From Kirtland, it was on to F.E. Warren AFB in Cheyenne, WY, the Missile Command's nominee. Not much flying going on there, but a very interesting place. It had quite a few hundred holes in the ground over several hundred square miles, with some pretty powerful weaponry in them.
From Warren, we traveled to Travis AFB in Vacaville, CA, a beautiful facility which primarily handles cargo planes and refueling tankers. We had the opportunity to be in both. They are just enormous planes, huge responsibilities for their pilots, who are just young men! The Golden Bear, the transport plane that brought our Viet Nam POWs home, was housed there and seeing it was a very special experience.
Next was a 10-1/2 hour flight to Yokota AFB about two hours outside of Tokyo. This base was the stop-over for most cargo going to the desert and there were planes coming and going at all hours. This was also the one base where we had two days off and were able to take day trips to Tokyo and Yokohama. Previously, I never had much interest in traveling to the Orient, but after meeting the wonderful people there I would go back in a heartbeat.
We next left on a VERY LONG flight to Langley AFB in Virginia, via Chicago. At Langley, we had a chance to see the new F-22 Stealth fighters, VERY impressive machines!
From Langley, it was on to Moron AFB, Spain, just north of Seville. This is a facility operated in conjunction with the Spanish Air Force. The dining operation was managed by a civilian contractor with military supervision and was very well run.
After 2-1/2 days in Spain we were ready for the long flight home, very tired, but pleased at a job well done. For me, this was the adventure of a lifetime: 29,000 miles in five weeks, and an opportunity to see things most Americans never get to see and tend to take for granted. Many times since I've been asked, "What was the one thing that stands out as most memorable about the trip—the planes, the weaponry, the facilities?"

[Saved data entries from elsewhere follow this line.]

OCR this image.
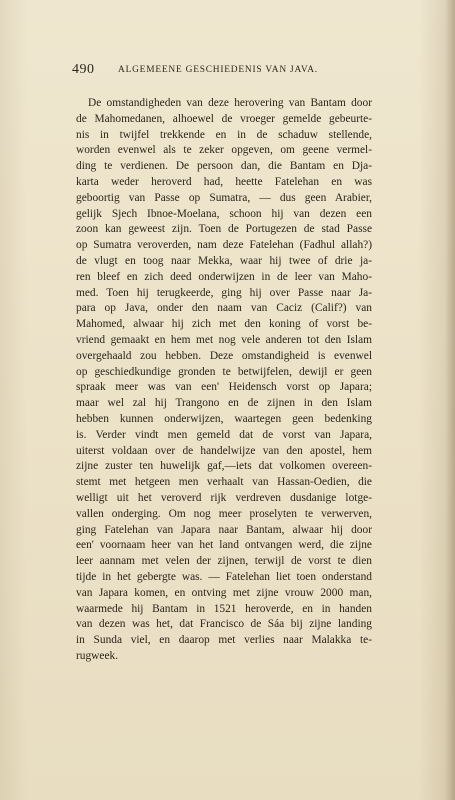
490	ALGEMEENE GESCHIEDENIS VAN JAVA.
De omstandigheden van deze herovering van Bantam door
de Mahomedanen, alhoewel de vroeger gemelde gebeurte-
nis in twijfel trekkende en in de schaduw stellende,
worden evenwel als te zeker opgeven, om geene vermel-
ding te verdienen. De persoon dan, die Bantam en Dja-
karta weder heroverd had, heette Fatelehan en was
geboortig van Passe op Sumatra, — dus geen Arabier,
gelijk Sjech Ibnoe-Moelana, schoon hij van dezen een
zoon kan geweest zijn. Toen de Portugezen de stad Passe
op Sumatra veroverden, nam deze Fatelehan (Fadhul allah?)
de vlugt en toog naar Mekka, waar hij twee of drie ja-
ren bleef en zich deed onderwijzen in de leer van Maho-
med. Toen hij terugkeerde, ging hij over Passe naar Ja-
para op Java, onder den naam van Caciz (Calif?) van
Mahomed, alwaar hij zich met den koning of vorst be-
vriend gemaakt en hem met nog vele anderen tot den Islam
overgehaald zou hebben. Deze omstandigheid is evenwel
op geschiedkundige gronden te betwijfelen, dewijl er geen
spraak meer was van een' Heidensch vorst op Japara;
maar wel zal hij Trangono en de zijnen in den Islam
hebben kunnen onderwijzen, waartegen geen bedenking
is. Verder vindt men gemeld dat de vorst van Japara,
uiterst voldaan over de handelwijze van den apostel, hem
zijne zuster ten huwelijk gaf,—iets dat volkomen overeen-
stemt met hetgeen men verhaalt van Hassan-Oedien, die
welligt uit het veroverd rijk verdreven dusdanige lotge-
vallen onderging. Om nog meer proselyten te verwerven,
ging Fatelehan van Japara naar Bantam, alwaar hij door
een' voornaam heer van het land ontvangen werd, die zijne
leer aannam met velen der zijnen, terwijl de vorst te dien
tijde in het gebergte was. — Fatelehan liet toen onderstand
van Japara komen, en ontving met zijne vrouw 2000 man,
waarmede hij Bantam in 1521 heroverde, en in handen
van dezen was het, dat Francisco de Sáa bij zijne landing
in Sunda viel, en daarop met verlies naar Malakka te-
rugweek.
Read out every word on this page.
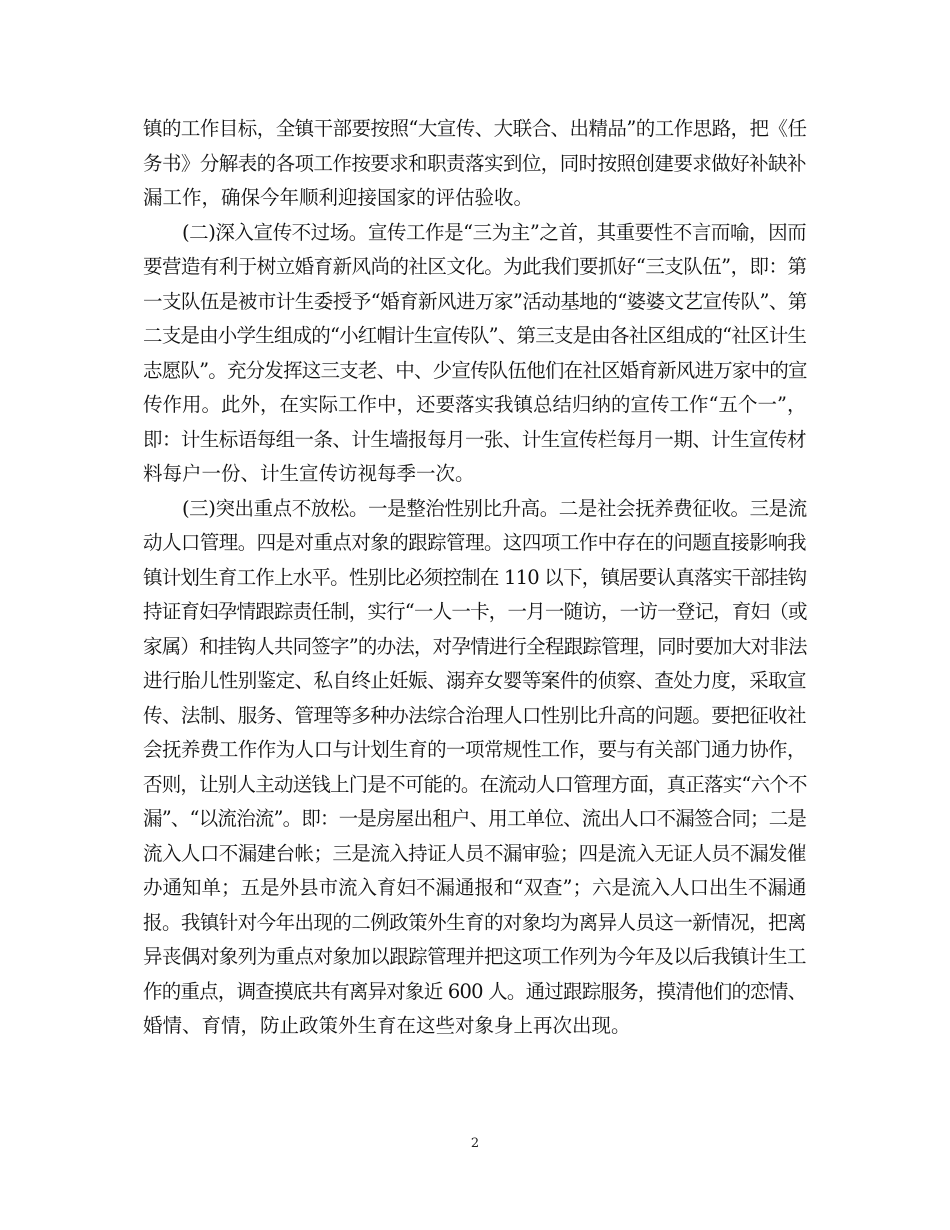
镇的工作目标，全镇干部要按照“大宣传、大联合、出精品”的工作思路，把《任
务书》分解表的各项工作按要求和职责落实到位，同时按照创建要求做好补缺补
漏工作，确保今年顺利迎接国家的评估验收。
(二)深入宣传不过场。宣传工作是“三为主”之首，其重要性不言而喻，因而
要营造有利于树立婚育新风尚的社区文化。为此我们要抓好“三支队伍”，即：第
一支队伍是被市计生委授予“婚育新风进万家”活动基地的“婆婆文艺宣传队”、第
二支是由小学生组成的“小红帽计生宣传队”、第三支是由各社区组成的“社区计生
志愿队”。充分发挥这三支老、中、少宣传队伍他们在社区婚育新风进万家中的宣
传作用。此外，在实际工作中，还要落实我镇总结归纳的宣传工作“五个一”，
即：计生标语每组一条、计生墙报每月一张、计生宣传栏每月一期、计生宣传材
料每户一份、计生宣传访视每季一次。
(三)突出重点不放松。一是整治性别比升高。二是社会抚养费征收。三是流
动人口管理。四是对重点对象的跟踪管理。这四项工作中存在的问题直接影响我
镇计划生育工作上水平。性别比必须控制在 110 以下，镇居要认真落实干部挂钩
持证育妇孕情跟踪责任制，实行“一人一卡，一月一随访，一访一登记，育妇（或
家属）和挂钩人共同签字”的办法，对孕情进行全程跟踪管理，同时要加大对非法
进行胎儿性别鉴定、私自终止妊娠、溺弃女婴等案件的侦察、查处力度，采取宣
传、法制、服务、管理等多种办法综合治理人口性别比升高的问题。要把征收社
会抚养费工作作为人口与计划生育的一项常规性工作，要与有关部门通力协作，
否则，让别人主动送钱上门是不可能的。在流动人口管理方面，真正落实“六个不
漏”、“以流治流”。即：一是房屋出租户、用工单位、流出人口不漏签合同；二是
流入人口不漏建台帐；三是流入持证人员不漏审验；四是流入无证人员不漏发催
办通知单；五是外县市流入育妇不漏通报和“双查”；六是流入人口出生不漏通
报。我镇针对今年出现的二例政策外生育的对象均为离异人员这一新情况，把离
异丧偶对象列为重点对象加以跟踪管理并把这项工作列为今年及以后我镇计生工
作的重点，调查摸底共有离异对象近 600 人。通过跟踪服务，摸清他们的恋情、
婚情、育情，防止政策外生育在这些对象身上再次出现。
2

For me, it was the people: some of the finest young men and women in the world, committed to defending our country. You become emotionally attached to these people in a very short time. Most of the bases we visited had 20 percent of their manpower deployed in the desert, with those remaining doing their work in addition to regular duties, with hours that are very long.
To an individual, every one that I spoke to was highly committed to what they were doing, and to doing it with smiles on their faces. It made me very proud to be an American. These Airmen are our heroes, my friends, in every sense of the word.